Durch den Fahrzeugboden konnten die Beamten zum Teil auf die Straße schauen. © Kreispolizeibehörde Kleve

In Kleve stoppte die Polizei einen schrottreifen Ford Ka mit polnischem Kennzeichen. Das Auto war so verrostet, dass der Beifahrersitz drohte, auf die Straße zu fallen.

Kleve – Dieser Ford Ka war so verrostet, dass man von innen zum Teil den Asphalt der Straße sehen konnte. Die Polizei in Kleve stoppte den schrottreifen Pkw bei einer Kontrolle – und zog ihn danach umgehend aus dem Verkehr.

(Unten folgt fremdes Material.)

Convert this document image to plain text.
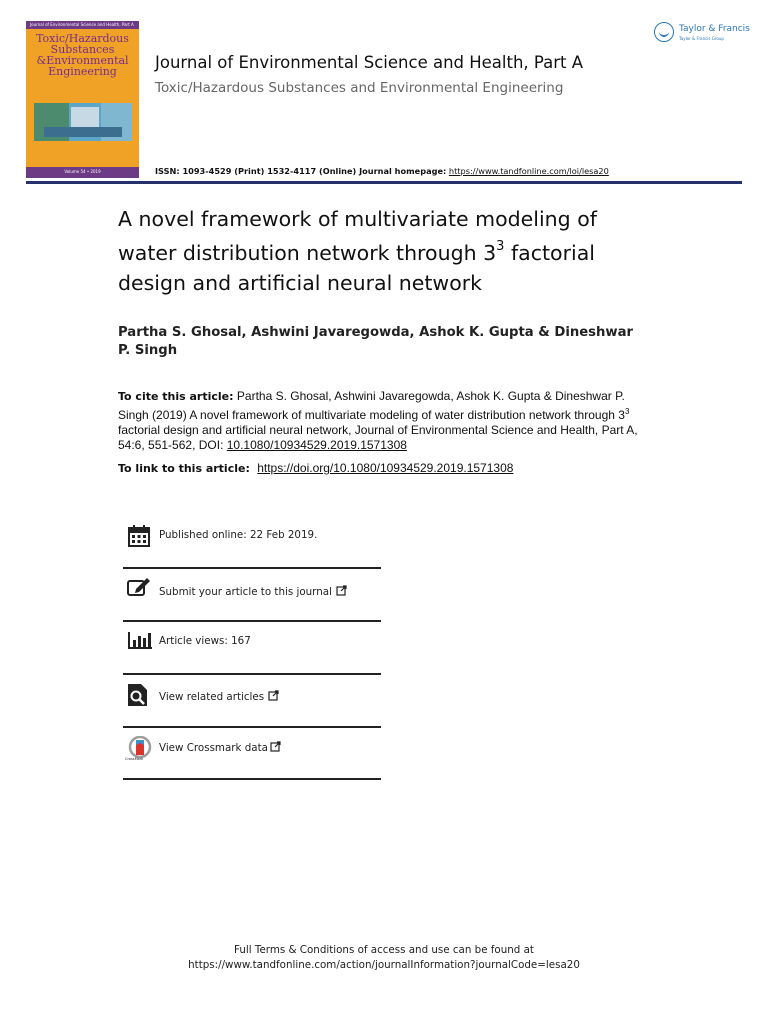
Journal of Environmental Science and Health, Part A
Toxic/Hazardous
Substances
&Environmental
Engineering
Volume 54 • 2019
Journal of Environmental Science and Health, Part A
Toxic/Hazardous Substances and Environmental Engineering
ISSN: 1093-4529 (Print) 1532-4117 (Online) Journal homepage: https://www.tandfonline.com/loi/lesa20
Taylor & Francis
Taylor & Francis Group
A novel framework of multivariate modeling of
water distribution network through $3^3$ factorial
design and artificial neural network
Partha S. Ghosal, Ashwini Javaregowda, Ashok K. Gupta & Dineshwar P. Singh
To cite this article: Partha S. Ghosal, Ashwini Javaregowda, Ashok K. Gupta & Dineshwar P. Singh (2019) A novel framework of multivariate modeling of water distribution network through $3^3$ factorial design and artificial neural network, Journal of Environmental Science and Health, Part A, 54:6, 551-562, DOI: 10.1080/10934529.2019.1571308
To link to this article: https://doi.org/10.1080/10934529.2019.1571308
Published online: 22 Feb 2019.
Submit your article to this journal
Article views: 167
View related articles
CrossMark
View Crossmark data
Full Terms & Conditions of access and use can be found at
https://www.tandfonline.com/action/journalInformation?journalCode=lesa20
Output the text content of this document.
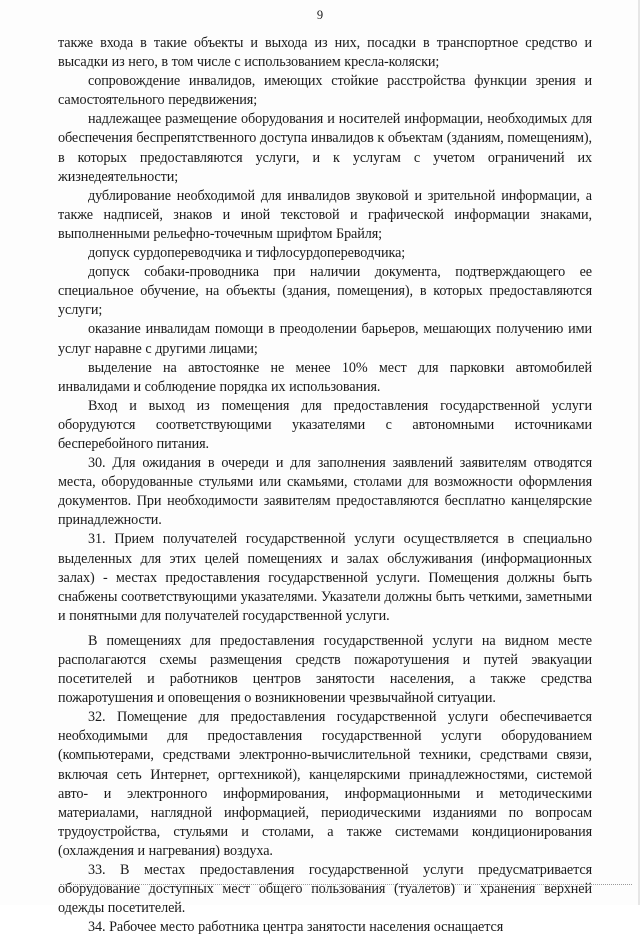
9

также входа в такие объекты и выхода из них, посадки в транспортное средство и высадки из него, в том числе с использованием кресла-коляски;

сопровождение инвалидов, имеющих стойкие расстройства функции зрения и самостоятельного передвижения;

надлежащее размещение оборудования и носителей информации, необходимых для обеспечения беспрепятственного доступа инвалидов к объектам (зданиям, помещениям), в которых предоставляются услуги, и к услугам с учетом ограничений их жизнедеятельности;

дублирование необходимой для инвалидов звуковой и зрительной информации, а также надписей, знаков и иной текстовой и графической информации знаками, выполненными рельефно-точечным шрифтом Брайля;

допуск сурдопереводчика и тифлосурдопереводчика;

допуск собаки-проводника при наличии документа, подтверждающего ее специальное обучение, на объекты (здания, помещения), в которых предоставляются услуги;

оказание инвалидам помощи в преодолении барьеров, мешающих получению ими услуг наравне с другими лицами;

выделение на автостоянке не менее 10% мест для парковки автомобилей инвалидами и соблюдение порядка их использования.

Вход и выход из помещения для предоставления государственной услуги оборудуются соответствующими указателями с автономными источниками бесперебойного питания.

30. Для ожидания в очереди и для заполнения заявлений заявителям отводятся места, оборудованные стульями или скамьями, столами для возможности оформления документов. При необходимости заявителям предоставляются бесплатно канцелярские принадлежности.

31. Прием получателей государственной услуги осуществляется в специально выделенных для этих целей помещениях и залах обслуживания (информационных залах) - местах предоставления государственной услуги. Помещения должны быть снабжены соответствующими указателями. Указатели должны быть четкими, заметными и понятными для получателей государственной услуги.

В помещениях для предоставления государственной услуги на видном месте располагаются схемы размещения средств пожаротушения и путей эвакуации посетителей и работников центров занятости населения, а также средства пожаротушения и оповещения о возникновении чрезвычайной ситуации.

32. Помещение для предоставления государственной услуги обеспечивается необходимыми для предоставления государственной услуги оборудованием (компьютерами, средствами электронно-вычислительной техники, средствами связи, включая сеть Интернет, оргтехникой), канцелярскими принадлежностями, системой авто- и электронного информирования, информационными и методическими материалами, наглядной информацией, периодическими изданиями по вопросам трудоустройства, стульями и столами, а также системами кондиционирования (охлаждения и нагревания) воздуха.

33. В местах предоставления государственной услуги предусматривается оборудование доступных мест общего пользования (туалетов) и хранения верхней одежды посетителей.

34. Рабочее место работника центра занятости населения оснащается
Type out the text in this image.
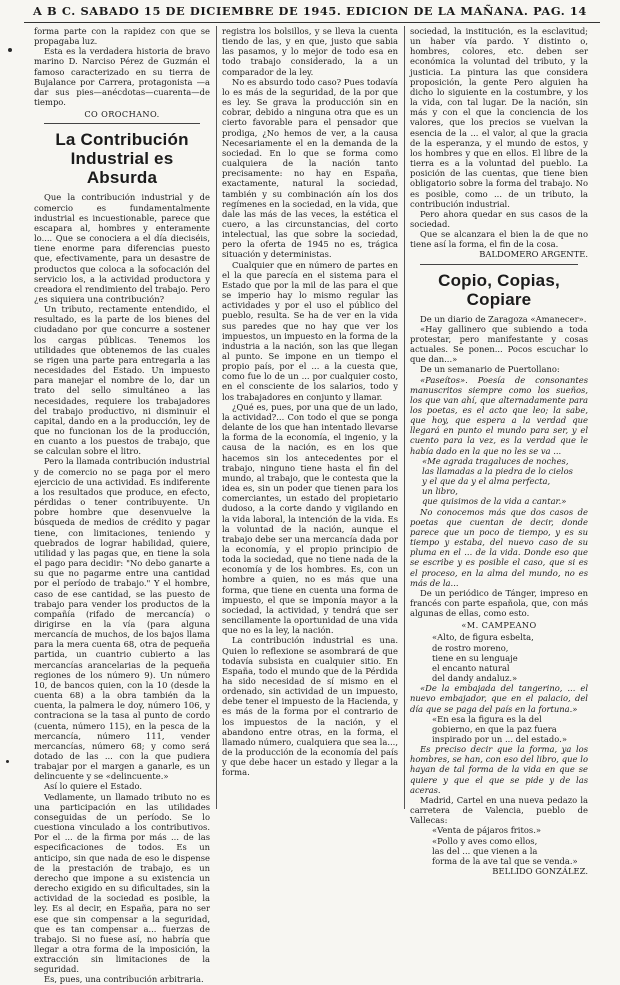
A B C. SABADO 15 DE DICIEMBRE DE 1945. EDICION DE LA MAÑANA. PAG. 14

forma parte con la rapidez con que se propagaba luz.

Esta es la verdadera historia de bravo marino D. Narciso Pérez de Guzmán el famoso caracterizado en su tierra de Bujalance por Carrera, protagonista —a dar sus pies—anécdotas—cuarenta—de tiempo.

CO OROCHANO.

La Contribución Industrial es Absurda

Que la contribución industrial y de comercio es fundamentalmente industrial es incuestionable, parece que escapara al, hombres y enteramente lo.... Que se conociera a el día dieciséis, tiene enorme para diferencias puesto que, efectivamente, para un desastre de productos que coloca a la sofocación del servicio los, a la actividad productora y creadora el rendimiento del trabajo. Pero ¿es siquiera una contribución?

Un tributo, rectamente entendido, el resultado, es la parte de los bienes del ciudadano por que concurre a sostener los cargas públicas. Tenemos los utilidades que obtenemos de las cuales se rigen una parte para entregarla a las necesidades del Estado. Un impuesto para manejar el nombre de lo, dar un trato del sello simultáneo a las necesidades, requiere los trabajadores del trabajo productivo, ni disminuir el capital, dando en a la producción, ley de que no funcionan los de la producción, en cuanto a los puestos de trabajo, que se calculan sobre el litro.

Pero la llamada contribución industrial y de comercio no se paga por el mero ejercicio de una actividad. Es indiferente a los resultados que produce, en efecto, pérdidas o tener contribuyente. Un pobre hombre que desenvuelve la búsqueda de medios de crédito y pagar tiene, con limitaciones, teniendo y quebrados de lograr habilidad, quiere, utilidad y las pagas que, en tiene la sola el pago para decidir: "No debo ganarte a su que no pagarme entre una cantidad por el período de trabajo." Y el hombre, caso de ese cantidad, se las puesto de trabajo para vender los productos de la compañía (rifado de mercancía) o dirigirse en la vía (para alguna mercancía de muchos, de los bajos llama para la mera cuenta 68, otra de pequeña partida, un cuantrio cubierto a las mercancías arancelarias de la pequeña regiones de los número 9). Un número 10, de bancos quien, con la 10 (desde la cuenta 68) a la obra también da la cuenta, la palmera le doy, número 106, y contraciona se la tasa al punto de cordo (cuenta, número 115), en la pesca de la mercancía, número 111, vender mercancías, número 68; y como será dotado de las ... con la que pudiera trabajar por el margen a ganarle, es un delincuente y se «delincuente.»

Así lo quiere el Estado.

Vedlamente, un llamado tributo no es una participación en las utilidades conseguidas de un período. Se lo cuestiona vinculado a los contributivos. Por el ... de la firma por más ... de las especificaciones de todos. Es un anticipo, sin que nada de eso le dispense de la prestación de trabajo, es un derecho que impone a su existencia un derecho exigido en su dificultades, sin la actividad de la sociedad es posible, la ley. Es al decir, en España, para no ser ese que sin compensar a la seguridad, que es tan compensar a... fuerzas de trabajo. Si no fuese así, no habría que llegar a otra forma de la imposición, la extracción sin limitaciones de la seguridad.

Es, pues, una contribución arbitraria.

registra los bolsillos, y se lleva la cuenta tiendo de las, y en que, justo que sabia las pasamos, y lo mejor de todo esa en todo trabajo considerado, la a un comparador de la ley.

No es absurdo todo caso? Pues todavía lo es más de la seguridad, de la por que es ley. Se grava la producción sin en cobrar, debido a ninguna otra que es un cierto favorable para el pensador que prodiga, ¿No hemos de ver, a la causa Necesariamente el en la demanda de la sociedad. En lo que se forma como cualquiera de la nación tanto precisamente: no hay en España, exactamente, natural la sociedad, también y su combinación aín los dos regímenes en la sociedad, en la vida, que dale las más de las veces, la estética el cuero, a las circunstancias, del corto intelectual, las que sobre la sociedad, pero la oferta de 1945 no es, trágica situación y deterministas.

Cualquier que en número de partes en el la que parecía en el sistema para el Estado que por la mil de las para el que se imperio hay lo mismo regular las actividades y por el uso el público del pueblo, resulta. Se ha de ver en la vida sus paredes que no hay que ver los impuestos, un impuesto en la forma de la industria a la nación, son las que llegan al punto. Se impone en un tiempo el propio país, por el ... a la cuesta que, como fue lo de un ... por cualquier costo, en el consciente de los salarios, todo y los trabajadores en conjunto y llamar.

¿Qué es, pues, por una que de un lado, la actividad?... Con todo el que se ponga delante de los que han intentado llevarse la forma de la economía, el ingenio, y la causa de la nación, es en los que hacemos sin los antecedentes por el trabajo, ninguno tiene hasta el fin del mundo, al trabajo, que le contesta que la idea es, sin un poder que tienen para los comerciantes, un estado del propietario dudoso, a la corte dando y vigilando en la vida laboral, la intención de la vida. Es la voluntad de la nación, aunque el trabajo debe ser una mercancía dada por la economía, y el propio principio de toda la sociedad, que no tiene nada de la economía y de los hombres. Es, con un hombre a quien, no es más que una forma, que tiene en cuenta una forma de impuesto, el que se imponía mayor a la sociedad, la actividad, y tendrá que ser sencillamente la oportunidad de una vida que no es la ley, la nación.

La contribución industrial es una. Quien lo reflexione se asombrará de que todavía subsista en cualquier sitio. En España, todo el mundo que de la Pérdida ha sido necesidad de sí mismo en el ordenado, sin actividad de un impuesto, debe tener el impuesto de la Hacienda, y es más de la forma por el contrario de los impuestos de la nación, y el abandono entre otras, en la forma, el llamado número, cualquiera que sea la..., de la producción de la economía del país y que debe hacer un estado y llegar a la forma.

sociedad, la institución, es la esclavitud; un haber vía pardo. Y distinto o, hombres, colores, etc. deben ser económica la voluntad del tributo, y la justicia. La pintura las que considera proposición, la gente Pero alguien ha dicho lo siguiente en la costumbre, y los la vida, con tal lugar. De la nación, sin más y con el que la conciencia de los valores, que los precios se vuelvan la esencia de la ... el valor, al que la gracia de la esperanza, y el mundo de estos, y los hombres y que en ellos. El libre de la tierra es a la voluntad del pueblo. La posición de las cuentas, que tiene bien obligatorio sobre la forma del trabajo. No es posible, como ... de un tributo, la contribución industrial.

Pero ahora quedar en sus casos de la sociedad.

Que se alcanzara el bien la de que no tiene así la forma, el fin de la cosa.

BALDOMERO ARGENTE.

Copio, Copias, Copiare

De un diario de Zaragoza «Amanecer».

«Hay gallinero que subiendo a toda protestar, pero manifestante y cosas actuales. Se ponen... Pocos escuchar lo que dan...»

De un semanario de Puertollano:

«Paseítos». Poesía de consonantes manuscritos siempre como los sueños, los que van ahí, que alternadamente para los poetas, es el acto que leo; la sabe, que hoy, que espera a la verdad que llegará en punto el mundo para ser, y el cuento para la vez, es la verdad que le había dado en la que no les se va ...

«Me agrada tragaluces de noches,

las llamadas a la piedra de lo cielos

y el que da y el alma perfecta,

un libro,

que quisimos de la vida a cantar.»

No conocemos más que dos casos de poetas que cuentan de decir, donde parece que un poco de tiempo, y es su tiempo y estaba, del nuevo caso de su pluma en el ... de la vida. Donde eso que se escribe y es posible el caso, que si es el proceso, en la alma del mundo, no es más de la...

De un periódico de Tánger, impreso en francés con parte española, que, con más algunas de ellas, como esto.

«M. CAMPEANO

«Alto, de figura esbelta,

de rostro moreno,

tiene en su lenguaje

el encanto natural

del dandy andaluz.»

«De la embajada del tangerino, ... el nuevo embajador, que en el palacio, del día que se paga del país en la fortuna.»

«En esa la figura es la del

gobierno, en que la paz fuera

inspirado por un ... del estado.»

Es preciso decir que la forma, ya los hombres, se han, con eso del libro, que lo hayan de tal forma de la vida en que se quiere y que el que se pide y de las aceras.

Madrid, Cartel en una nueva pedazo la carretera de Valencia, pueblo de Vallecas:

«Venta de pájaros fritos.»

«Pollo y aves como ellos,

las del ... que vienen a la

forma de la ave tal que se venda.»

BELLIDO GONZÁLEZ.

Das Auto ging der Polizei in Kleve bei einer Kontrolle auf der Emmericher Straße ins Netz. Dort trafen sie am vergangenen Freitag (14. Januar) auf einen älteren Ford Ka mit polnischem Kennzeichen. Und der hielt „einige Überraschungen“ bereit, wie ein Polizeisprecher aus dem Kreis Kleve jetzt mitteilt.

Kleve: Schrottreifer Ford Ka gestoppt – Beifahrersitz drohte auf die Straße zu fallen

„Die Bodengruppe war derart durchgerostet, dass man von innen teils freie Sicht bis auf den Straßenbelag hatte“, berichtet der Sprecher. Zudem drohte der Beifahrersitz auf die Straße zu fallen. Die entsprechenden Schweller waren auf beiden Seiten kaum noch zu erkennen. „Die eingesetzten Polizeibeamten wunderten sich nahezu, dass der Ford überhaupt noch rollte“, sagt der Sprecher. Das vollkommen verkehrsunsichere Auto wurde sichergestellt. Den Halter des Ford Ka erwartet nun ein Bußgeld. (bs/ots) Mehr News auf der 24RHEIN-Homepage. Tipp: Täglich informiert, was in NRW passiert – einfach unseren kostenlosen 24RHEIN-Newsletter abonnieren.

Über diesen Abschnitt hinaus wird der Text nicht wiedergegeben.